ズレを修正するための3つの視点
それでは、“ズレ”のない就職氷河期世代への支援策はどう在るべきか、具体的には以下のような点がポイントになると考えられる。
第1に、「企業に通い勤めるだけが社会的な自立ではない」ことである。いまや働き方は多様化し、特定の企業に属し、例えば正社員として通い勤める以外でも、社会とつながり、生活を送ることができる可能性は以前よりも高まっている。
不安定な就労が長期化する人が多く、また中高年齢のひきこもりが深刻化し、就職氷河期世代の多くを含む40代では、約27万人いると推計される状況下(図表4)、そのような形であれば自立できる可能性を有する人も少なくないのではないか。

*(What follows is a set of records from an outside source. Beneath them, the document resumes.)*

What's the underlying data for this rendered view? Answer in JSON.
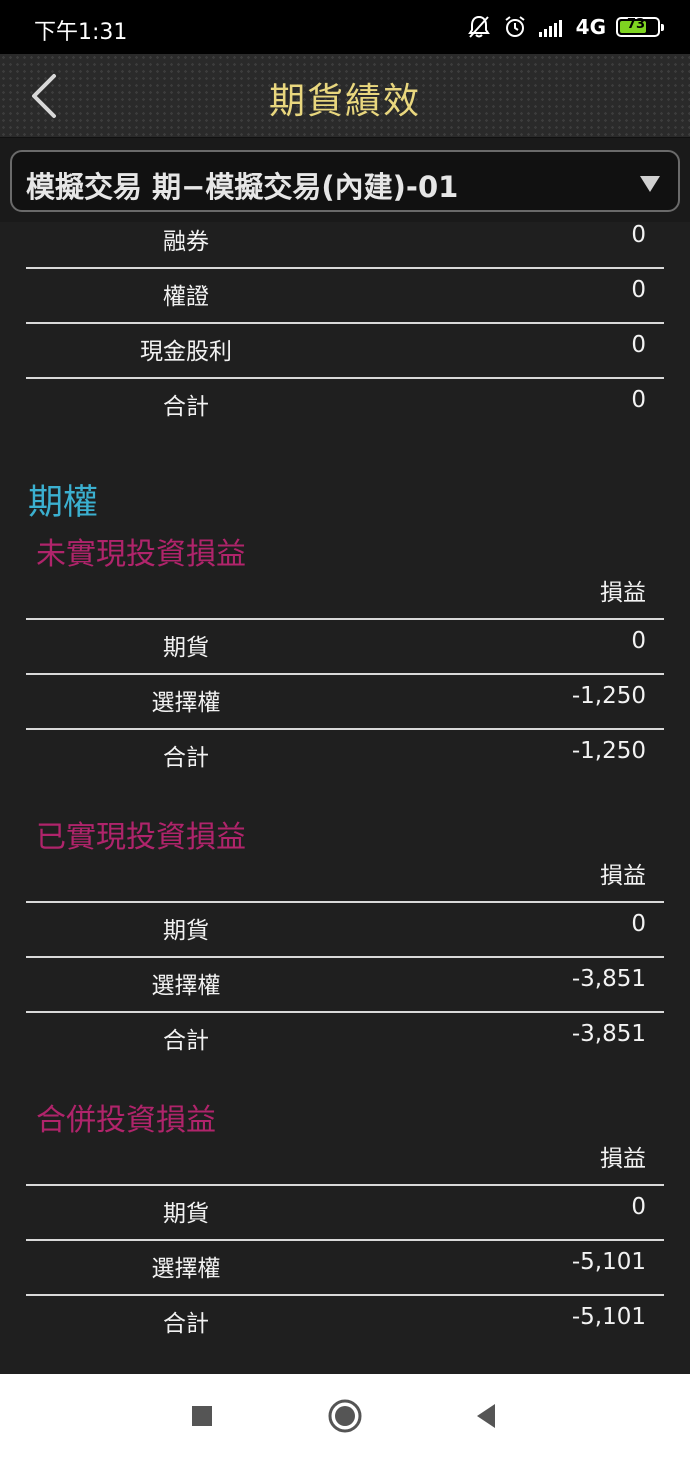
{
  "status_bar": {
    "time": "下午1:31",
    "network": "4G",
    "battery_percent": 73,
    "battery_label": "73"
  },
  "header": {
    "title": "期貨績效"
  },
  "account": {
    "selected": "模擬交易 期−模擬交易(內建)-01"
  },
  "stock_section_rows": [
    {
      "label": "融券",
      "value": "0"
    },
    {
      "label": "權證",
      "value": "0"
    },
    {
      "label": "現金股利",
      "value": "0"
    },
    {
      "label": "合計",
      "value": "0"
    }
  ],
  "options_section": {
    "title": "期權",
    "groups": [
      {
        "title": "未實現投資損益",
        "column_header": "損益",
        "rows": [
          {
            "label": "期貨",
            "value": "0"
          },
          {
            "label": "選擇權",
            "value": "-1,250"
          },
          {
            "label": "合計",
            "value": "-1,250"
          }
        ]
      },
      {
        "title": "已實現投資損益",
        "column_header": "損益",
        "rows": [
          {
            "label": "期貨",
            "value": "0"
          },
          {
            "label": "選擇權",
            "value": "-3,851"
          },
          {
            "label": "合計",
            "value": "-3,851"
          }
        ]
      },
      {
        "title": "合併投資損益",
        "column_header": "損益",
        "rows": [
          {
            "label": "期貨",
            "value": "0"
          },
          {
            "label": "選擇權",
            "value": "-5,101"
          },
          {
            "label": "合計",
            "value": "-5,101"
          }
        ]
      }
    ]
  },
  "colors": {
    "title_gold": "#e9d77e",
    "section_blue": "#3bb0d0",
    "subtitle_magenta": "#b0246b",
    "battery_green": "#7ed321"
  },
  "bottom_nav": {
    "icons": [
      "square-icon",
      "circle-home-icon",
      "triangle-back-icon"
    ]
  }
}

また、そうした形での社会的自立は、デジタルツールやサービスを個人で使うことができるようになった面も大きく、総務省「通信利用動向調査(2016年)」では、30代~40代のパソコンやスマートフォンの利用率がそれぞれ70%台~90%弱と高いことも示されている。同世代と親和性の高いデジタルスキル・ツールを活用した自立を選択肢として考えるのも一案ではないだろうか。

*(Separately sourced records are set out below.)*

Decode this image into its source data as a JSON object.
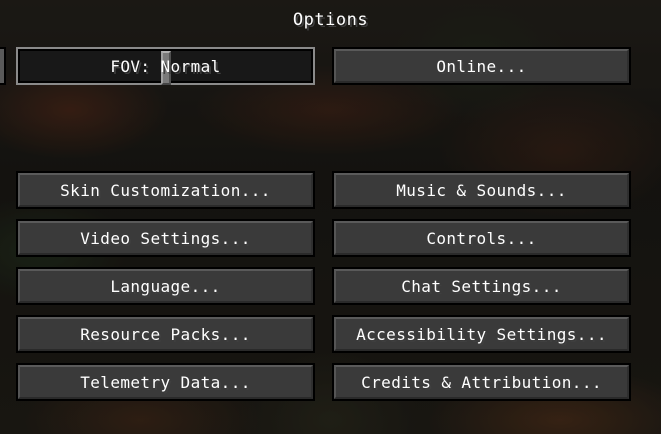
{
  "title": "Options",
  "fov_slider": {
    "label": "FOV: Normal",
    "value_fraction": 0.5
  },
  "online_button": "Online...",
  "buttons": [
    [
      "Skin Customization...",
      "Music & Sounds..."
    ],
    [
      "Video Settings...",
      "Controls..."
    ],
    [
      "Language...",
      "Chat Settings..."
    ],
    [
      "Resource Packs...",
      "Accessibility Settings..."
    ],
    [
      "Telemetry Data...",
      "Credits & Attribution..."
    ]
  ]
}
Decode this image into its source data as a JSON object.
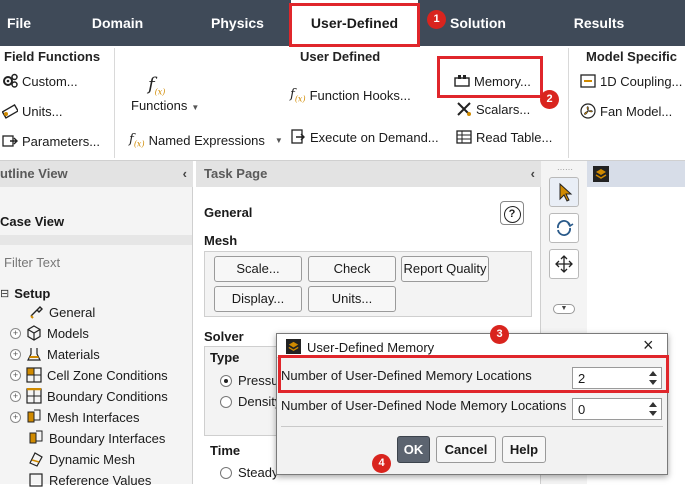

第2に、「支援の手段や担い手を変える」ことである。現行の政策対応が申請しないと利用できない「申請主義」の性格が強い点を見直すとともに、当事者との接点として、SNSなど時代の潮流に合致した手段で能動的なアクションを積極化する必要がある。
また、担い手としては、政府案でもひきこもり経験者やNPOの活用が挙げられているが、そこに、不遇の世代として共に厳しい就職氷河期を経験し、その痛みがわかる同じ世代や、地域や家庭の実情に通じたベテラン世代も加えたうえで、より多くの役割を担ってもらえば、当事者にも心を開いてもらうことができ、寄り添える面が多いのではないだろうか。あわせて、そうした人や組織の声が、支援の中身に確実に反映されるような仕組みづくりが欠かせない。
第3に、「並行して非正規雇用の処遇を改善する」ことである。国立社会保障・人口問題研究所「就職氷河期世代の支援ニーズに関するグループ・インタビュー調査報告書」では、実際の同世代における非正規雇用者から、「正規雇用への転換」よりも「非正規雇用の待遇改善」を求める声が比較的多いと指摘されている。これは、正規雇用への就労支援と並行して非正規雇用における働く環境の改善を進めることが重要であることを示している。